Hay pocos momentos reveladores en la vida de un coleccionista de arte: el primero de ellos—por lo menos lo fue para mi marido Gustavo y para mí—es darse cuenta de que la inocente adquisición de un par de obras de arte, obtenidas porque llamaron tu atención de manera determinante, son ya algo más que unas pocas... y, sin querer, se han convertido en una colección en toda la extensión de la palabra.
El segundo, que llega de golpe, súbitamente, es asumir que se tiene la responsabilidad de esta colección mientras esté en sus manos; de hecho, hay una larga lista de responsabilidades: la de proteger y conservar las obras, archivarlas, aprender lo más posible sobre ellas, compartirlas, y crear las condiciones adecuadas para producir conocimiento que ayude a dilucidar cada pieza y su lugar dentro de un contexto cultural más amplio.
El tercer gran descubrimiento es que la vida útil de su colección superará la suya, y que debe asegurarle un entorno más permanente, que garantice su supervivencia así como su acceso a generaciones venideras.
Muchos coleccionistas que admiro han llegado a la conclusión de que abrir un museo privado para alojar su colección es la mejor manera para lograr el tercer objetivo. Hay varias, y muy buenas razones para hacerlo, como, por ejemplo, el coleccionista puede elegir el sitio adecuado y supervisar la construcción—o remodelación— de un edificio que responda a las necesidades de la colección, la creación de un fideicomiso puede asegurar que haya fondos suficientes para conservarla a futuro, y permite garantizar que todas las obras de la colección permanezcan constantemente en exhibición, en lugar de almacenadas a la espera de que un curador las requiera.
Sin embargo, y por las que considero tan buenas razones como las previamente mencionadas, Gustavo y yo decidimos no crear un museo para albergar nuestra colección—la cual, vale la pena repetirlo, comprende cinco áreas de investigación: paisajes de América Latina producidos por artistas viajeros, arte y mobiliario colonial, cultura material de los pueblos indígenas de la región amazónica, abstracción geométrica latinoamericana de la época modernista, y arte contemporáneo—.
En vez de dedicar esfuerzos a la creación de un espacio museal, nos pareció que era sumamente importante hacer circular, bajo nuestra tutela, las obras—la mayoría de las cuales eran poco conocidas cuando las adquirimos—, a través de un intenso programa de préstamos para que pudieran ser vistas a nivel internacional y en una variedad de contextos. Salvaguardar la colección dentro de un museo privado habría ido en contra de ese objetivo de difusión, al mantenerla aislada de un público más amplio.

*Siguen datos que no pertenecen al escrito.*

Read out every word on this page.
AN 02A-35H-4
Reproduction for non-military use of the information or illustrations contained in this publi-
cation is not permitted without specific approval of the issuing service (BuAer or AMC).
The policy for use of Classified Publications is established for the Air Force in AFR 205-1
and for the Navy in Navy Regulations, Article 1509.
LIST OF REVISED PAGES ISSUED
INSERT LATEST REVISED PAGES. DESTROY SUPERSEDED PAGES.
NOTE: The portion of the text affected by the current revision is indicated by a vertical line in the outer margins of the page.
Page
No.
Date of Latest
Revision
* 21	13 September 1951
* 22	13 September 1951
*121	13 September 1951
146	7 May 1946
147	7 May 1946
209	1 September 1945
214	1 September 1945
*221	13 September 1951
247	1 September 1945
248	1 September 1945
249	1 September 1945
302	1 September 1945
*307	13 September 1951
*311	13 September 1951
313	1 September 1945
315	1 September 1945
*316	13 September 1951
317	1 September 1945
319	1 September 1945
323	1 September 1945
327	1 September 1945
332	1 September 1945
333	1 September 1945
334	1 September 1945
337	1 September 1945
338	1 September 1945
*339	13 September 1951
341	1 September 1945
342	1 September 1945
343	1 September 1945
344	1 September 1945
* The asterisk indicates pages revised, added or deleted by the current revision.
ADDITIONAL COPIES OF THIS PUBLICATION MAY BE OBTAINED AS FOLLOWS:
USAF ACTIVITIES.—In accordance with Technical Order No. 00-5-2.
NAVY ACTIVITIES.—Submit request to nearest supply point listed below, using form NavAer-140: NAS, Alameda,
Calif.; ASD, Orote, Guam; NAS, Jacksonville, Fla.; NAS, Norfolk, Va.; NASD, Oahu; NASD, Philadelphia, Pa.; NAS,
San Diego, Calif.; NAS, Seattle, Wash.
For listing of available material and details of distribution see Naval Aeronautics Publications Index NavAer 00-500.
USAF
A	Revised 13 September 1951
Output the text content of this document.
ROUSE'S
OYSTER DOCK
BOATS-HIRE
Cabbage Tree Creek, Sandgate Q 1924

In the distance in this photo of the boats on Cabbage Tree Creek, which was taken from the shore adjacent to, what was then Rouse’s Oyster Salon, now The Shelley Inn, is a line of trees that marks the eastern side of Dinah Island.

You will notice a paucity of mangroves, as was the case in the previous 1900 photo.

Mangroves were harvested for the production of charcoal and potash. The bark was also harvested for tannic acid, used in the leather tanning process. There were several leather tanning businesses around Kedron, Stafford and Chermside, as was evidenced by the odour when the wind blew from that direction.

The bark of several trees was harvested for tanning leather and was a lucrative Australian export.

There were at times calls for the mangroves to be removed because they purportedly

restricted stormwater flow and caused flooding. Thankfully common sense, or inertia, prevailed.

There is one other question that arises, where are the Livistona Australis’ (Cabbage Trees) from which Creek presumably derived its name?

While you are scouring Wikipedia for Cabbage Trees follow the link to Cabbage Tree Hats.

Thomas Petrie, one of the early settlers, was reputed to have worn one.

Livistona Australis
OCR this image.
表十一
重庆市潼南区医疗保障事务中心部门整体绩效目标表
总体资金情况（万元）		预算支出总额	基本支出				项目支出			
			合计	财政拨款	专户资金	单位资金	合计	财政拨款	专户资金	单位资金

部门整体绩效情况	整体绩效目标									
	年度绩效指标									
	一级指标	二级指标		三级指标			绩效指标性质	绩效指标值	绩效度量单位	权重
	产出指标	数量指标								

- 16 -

Los fondos que habrían sido dedicados a la construcción de una estructura se usaron en cimentar relaciones de colaboración, producir publicaciones, y para iniciar programas de investigación, becas, posiciones laborales en instituciones culturales y educativas y fondos para viajes de investigación; todo para contribuir al conocimiento del arte latinoamericano y la cultura en general, así como de las obras incluidas en la colección. Además hemos desarrollado este sitio web que llega a decenas de miles de personas en el mundo, cosa que no todos los museos pueden hacer.
Otro argumento de peso fue que nos pareció que crear un museo privado impondría una carga para nuestros hijos, nietos y las generaciones futuras, pues se sentirían obligados a continuar y administrarlo después de nosotros. Dado que hemos desarrollado relaciones sólidas con instituciones afines, cuyas estructuras permiten una amplia gama de perspectivas curatoriales y el manejo de una gran diversidad de obras, consideramos que la incorporación gradual de la colección a museos públicos ya establecidos sería la mejor opción.
He solicitado a algunos coleccionistas, curadores y directores de museos que me acompañen en esta reflexión y compartan sus puntos de vista sobre esta cuestión clave para nuestro futuro cultural común. Durante las próximas semanas—y por partes—publicaremos las respuestas de Glenn Lowry, Alice Walton, Manuel Borja-Villel, Juan Carlos Vermé, Solita Mishaan y Leonard Lauder, a la pregunta "Colecciones privadas: ¿construir o no construir?".